Problèmes de gouvernance locale, répartition des ressources, tensions foncières : pas un sujet de mécontentement ou un différend qui ne débouche désormais sur la constitution d’un mouvement communautaire ou, pire, sur des affrontements inter-ethniques et des atteintes graves aux droits de l’homme. Derrière toutes ces manifestations de colère apparemment spontanées, se cache généralement le jeu de groupes terroristes, prompts à dresser les communautés maliennes les unes contre les autres. Sauf paradoxalement lorsqu’il s’agit de diversifier le recrutement dans leurs katibas.
Qu’a-t-on observé dans une grande moitié nord du Mali depuis plus d’un mois ? D’abord à Gao, la constitution du mouvement Ir Ganda pour la défense des Songhaïs, comme il y a un an l’éphémère ANSIPIRJ au bénéfice supposé des Peuls. Mais là où le mouvement d’Aldjan s’opposait au pouvoir central, l’Ir Ganda affirme ouvertement se créer contre les Arabes et les Touaregs.
Se sont succédé ensuite d’innombrables conflits, partis d’événements somme toute assez classiques, entre des éleveurs et des cultivateurs. La plupart auraient sans doute pu être canalisés, mais c’était sans compter sur la malveillance des groupes armés terroristes, qui pullulent d’Ansongo à Diafarabé en passant par Koro. On n’a plus parlé alors d’éleveurs et de cultivateurs, de semi-nomades et de sédentaires, mais de Peuls, d’Idourfanes, de Dogons, de Bambaras … comme si par définition leur rencontre devait déboucher sur des massacres.
Et que dire de la guerre de positions dans et autour de Kidal et de Ménaka, à laquelle se livrent quelques leaders de groupes signataires, pour partie aux ordres des djihadistes. Là encore, ils prétendent agir au nom de telle ou telle tribu touareg. Le véritable enjeu des agitateurs est-il vraiment là, dans la justice sociale et la représentation équitable, ou bien s’agit-il pour les Abou Walid al-Sahraoui, Hamadoun Kouffa et autres Iyad ag Ghali d’enjeux personnels, de survie dans un espace djihadiste ultra concurrentiel ?
Il n’y a que dans leurs propres rangs qu’ils acceptent le brassage, quand incapables de recruter davantage dans leur zone d’origine, ils vont chercher des combattants à des centaines ou des milliers de kilomètres. Combien de non Maliens dans les rangs de Jamaa al-Nosra ? Combien de non Touaregs dans ceux d’Ansar Dine ?
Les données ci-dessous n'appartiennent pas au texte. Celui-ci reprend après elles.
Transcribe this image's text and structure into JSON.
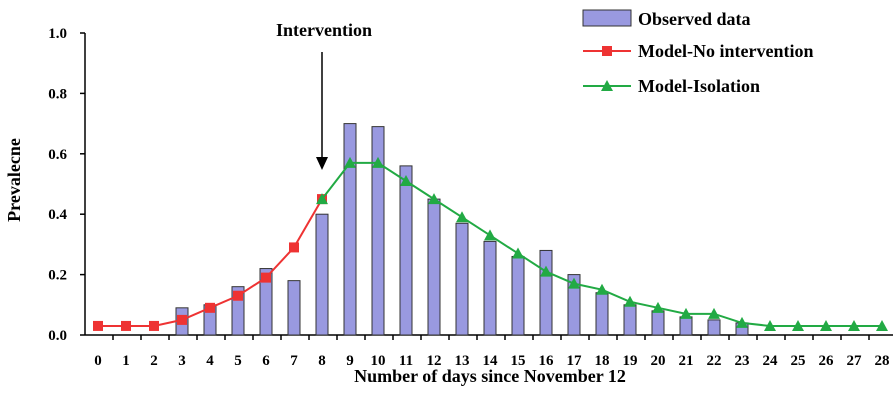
{
  "chart_data": {
    "type": "bar",
    "xlabel": "Number of days since November 12",
    "ylabel": "Prevalecne",
    "ylim": [
      0,
      1.0
    ],
    "yticks": [
      "0.0",
      "0.2",
      "0.4",
      "0.6",
      "0.8",
      "1.0"
    ],
    "ytick_values": [
      0,
      0.2,
      0.4,
      0.6,
      0.8,
      1.0
    ],
    "categories": [
      "0",
      "1",
      "2",
      "3",
      "4",
      "5",
      "6",
      "7",
      "8",
      "9",
      "10",
      "11",
      "12",
      "13",
      "14",
      "15",
      "16",
      "17",
      "18",
      "19",
      "20",
      "21",
      "22",
      "23",
      "24",
      "25",
      "26",
      "27",
      "28"
    ],
    "x": [
      0,
      1,
      2,
      3,
      4,
      5,
      6,
      7,
      8,
      9,
      10,
      11,
      12,
      13,
      14,
      15,
      16,
      17,
      18,
      19,
      20,
      21,
      22,
      23,
      24,
      25,
      26,
      27,
      28
    ],
    "grid": false,
    "legend_position": "top-right",
    "annotation": {
      "text": "Intervention",
      "x": 8
    },
    "series": [
      {
        "name": "Observed data",
        "kind": "bar",
        "color": "#9999e0",
        "x": [
          3,
          4,
          5,
          6,
          7,
          8,
          9,
          10,
          11,
          12,
          13,
          14,
          15,
          16,
          17,
          18,
          19,
          20,
          21,
          22,
          23
        ],
        "values": [
          0.09,
          0.1,
          0.16,
          0.22,
          0.18,
          0.4,
          0.7,
          0.69,
          0.56,
          0.45,
          0.37,
          0.31,
          0.26,
          0.28,
          0.2,
          0.14,
          0.1,
          0.08,
          0.06,
          0.05,
          0.04
        ]
      },
      {
        "name": "Model-No intervention",
        "kind": "line",
        "marker": "square",
        "color": "#ee3333",
        "x": [
          0,
          1,
          2,
          3,
          4,
          5,
          6,
          7,
          8
        ],
        "values": [
          0.03,
          0.03,
          0.03,
          0.05,
          0.09,
          0.13,
          0.19,
          0.29,
          0.45
        ]
      },
      {
        "name": "Model-Isolation",
        "kind": "line",
        "marker": "triangle",
        "color": "#22aa44",
        "x": [
          8,
          9,
          10,
          11,
          12,
          13,
          14,
          15,
          16,
          17,
          18,
          19,
          20,
          21,
          22,
          23,
          24,
          25,
          26,
          27,
          28
        ],
        "values": [
          0.45,
          0.57,
          0.57,
          0.51,
          0.45,
          0.39,
          0.33,
          0.27,
          0.21,
          0.17,
          0.15,
          0.11,
          0.09,
          0.07,
          0.07,
          0.04,
          0.03,
          0.03,
          0.03,
          0.03,
          0.03
        ]
      }
    ]
  }
}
Il n’est pas question de nier ou de sous-estimer les incompréhensions ancestrales, les dysfonctionnements du système, les inégalités et les injustices entre territoires. Des populations du centre sont désespérément enclavées et rendues vulnérables, des groupes sont surreprésentés dans le processus de paix par le simple fait qu’ils étaient déjà surarmés, des responsables de villages et de groupes nomades ne mobilisent pas assez d’efforts pour se comprendre. C’est un fait.
Mais s’illusionner en voyant dans les groupes djihadistes des défenseurs et des protecteurs est le pire écueil dans lequel nous pourrions tomber. C’est confondre la solution d’un problème avec le phénomène qui l’a généré. Les éditorialistes, politiciens ou anciens hauts fonctionnaires qui se relaient pour réclamer l’ouverture d’un dialogue avec les chefs terroristes feraient bien d’y réfléchir.